The United States is looking into an explosion at a major gas pipeline in Syria this week, but the episode bears the hallmarks of the Islamic State, James Jeffrey, the U.S. envoy for Syria, said Monday. “It was almost certainly a strike by ISIS,” Mr. Jeffrey told reporters in Geneva at the start of United Nations-sponsored talks of the Syrian Constitutional Committee.
American officials have sought to play down the ISIS threat in northeastern Syria, arguing that the insurgents no longer hold any territory and, at best, can only menace local tribal leaders and others who cooperate with the U.S.-backed Syrian Democratic Forces, a Syrian Kurdish militia.

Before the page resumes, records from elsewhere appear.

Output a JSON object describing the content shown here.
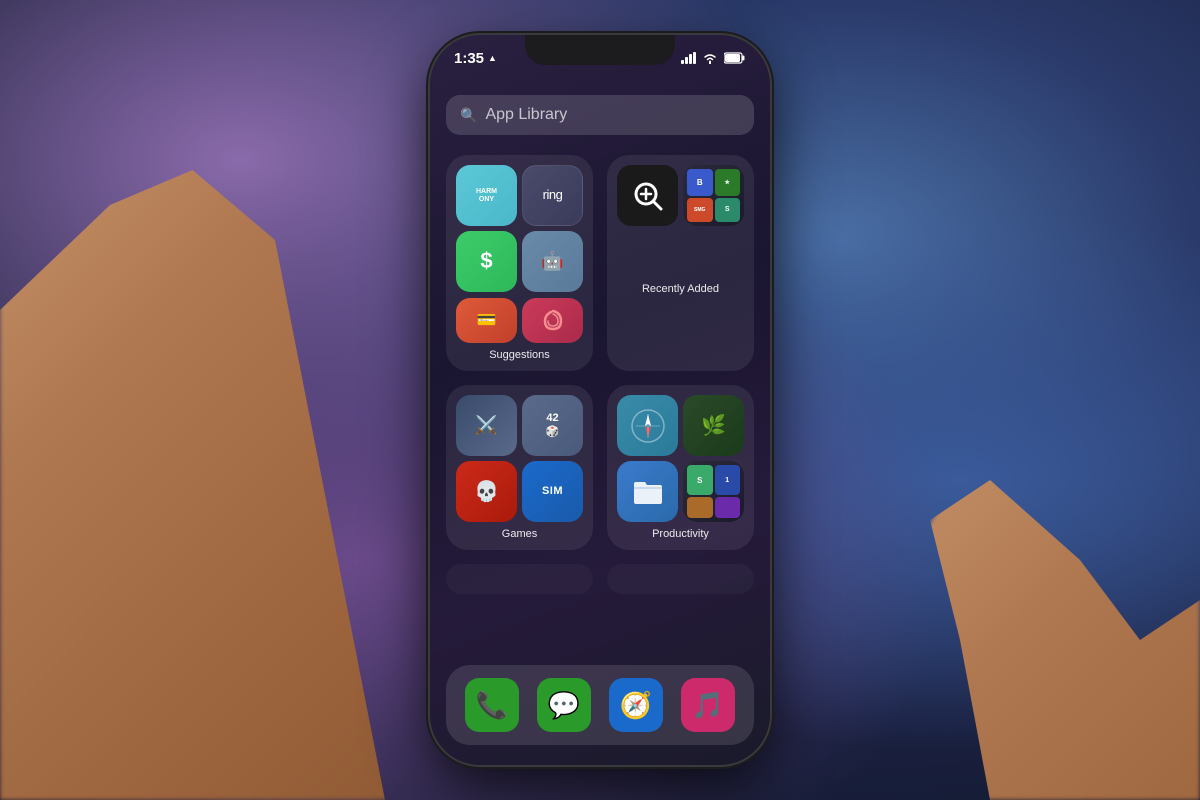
{
  "background": {
    "color_top": "#2a3060",
    "color_bottom": "#1a2040"
  },
  "phone": {
    "status_bar": {
      "time": "1:35",
      "location_icon": "▲",
      "signal": "▐▐▐",
      "wifi": "wifi",
      "battery": "🔋"
    },
    "search": {
      "placeholder": "App Library",
      "icon": "🔍"
    },
    "folders": [
      {
        "id": "suggestions",
        "label": "Suggestions",
        "apps": [
          {
            "name": "Harmony",
            "short": "HARM\nONY",
            "color_class": "app-harmony"
          },
          {
            "name": "Ring",
            "short": "ring",
            "color_class": "app-ring"
          },
          {
            "name": "Cash App",
            "short": "$",
            "color_class": "app-cash"
          },
          {
            "name": "AI App",
            "short": "🤖",
            "color_class": "app-ai"
          }
        ],
        "bottom_apps": [
          {
            "name": "Wallet",
            "short": "💳",
            "color_class": "app-wallet"
          },
          {
            "name": "Nova",
            "short": "🌀",
            "color_class": "app-nova"
          }
        ]
      },
      {
        "id": "recently-added",
        "label": "Recently Added",
        "apps": [
          {
            "name": "Loupe",
            "short": "🔍+",
            "color_class": "app-loupe"
          },
          {
            "name": "SMG",
            "short": "B\nSMG",
            "color_class": "app-smg"
          }
        ],
        "bottom_apps": []
      },
      {
        "id": "games",
        "label": "Games",
        "apps": [
          {
            "name": "Final Fantasy",
            "short": "⚔️",
            "color_class": "app-final"
          },
          {
            "name": "Dice App",
            "short": "🎲",
            "color_class": "app-dice"
          },
          {
            "name": "Skulls",
            "short": "💀",
            "color_class": "app-skulls"
          },
          {
            "name": "Sim",
            "short": "SIM",
            "color_class": "app-sim"
          }
        ]
      },
      {
        "id": "productivity",
        "label": "Productivity",
        "apps": [
          {
            "name": "Safari",
            "short": "🧭",
            "color_class": "app-safari"
          },
          {
            "name": "Robinhood",
            "short": "🌿",
            "color_class": "app-robinhood"
          },
          {
            "name": "Files",
            "short": "📁",
            "color_class": "app-files"
          },
          {
            "name": "Multi",
            "short": "S\n1",
            "color_class": "app-multi"
          }
        ]
      }
    ],
    "dock_apps": [
      {
        "name": "Phone",
        "emoji": "📞",
        "bg": "#2a7a2a"
      },
      {
        "name": "Messages",
        "emoji": "💬",
        "bg": "#2a7a2a"
      },
      {
        "name": "Safari",
        "emoji": "🧭",
        "bg": "#1a5aaa"
      },
      {
        "name": "Music",
        "emoji": "🎵",
        "bg": "#cc2a6a"
      }
    ]
  }
}
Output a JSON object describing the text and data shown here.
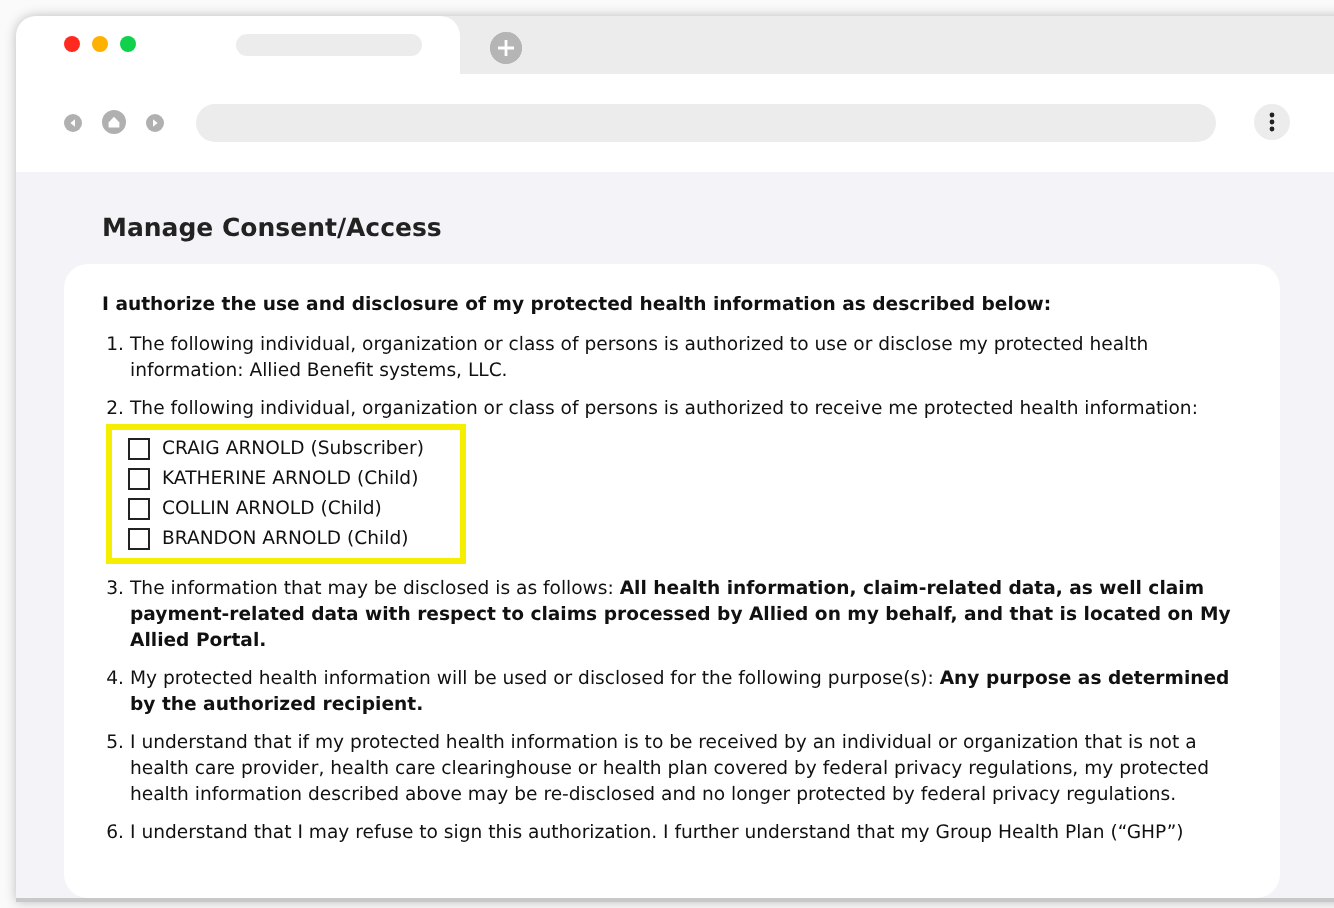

“Our assessment is that it is a threat but it isn’t an increasing threat,” William V. Roebuck, a career Foreign Service officer who is the Trump administration’s deputy special envoy to the Global Coalition to Defeat ISIS, told a virtual security conference this month organized by the United States Institute of Peace. “They’re not able to mount sophisticated attacks or operations.”
Speaking at the same conference, Gen. Kenneth F. McKenzie Jr., commander of the Central Command, said the United States would eventually draw down its troops in Syria, but offered no timetables.
“I don’t think we’re going to be in Syria forever,” General McKenzie said. “At some point, we do want to get smaller there. I just don’t know when that’s going to be. As long as we remain, we’re going to work very hard to finish off ISIS.”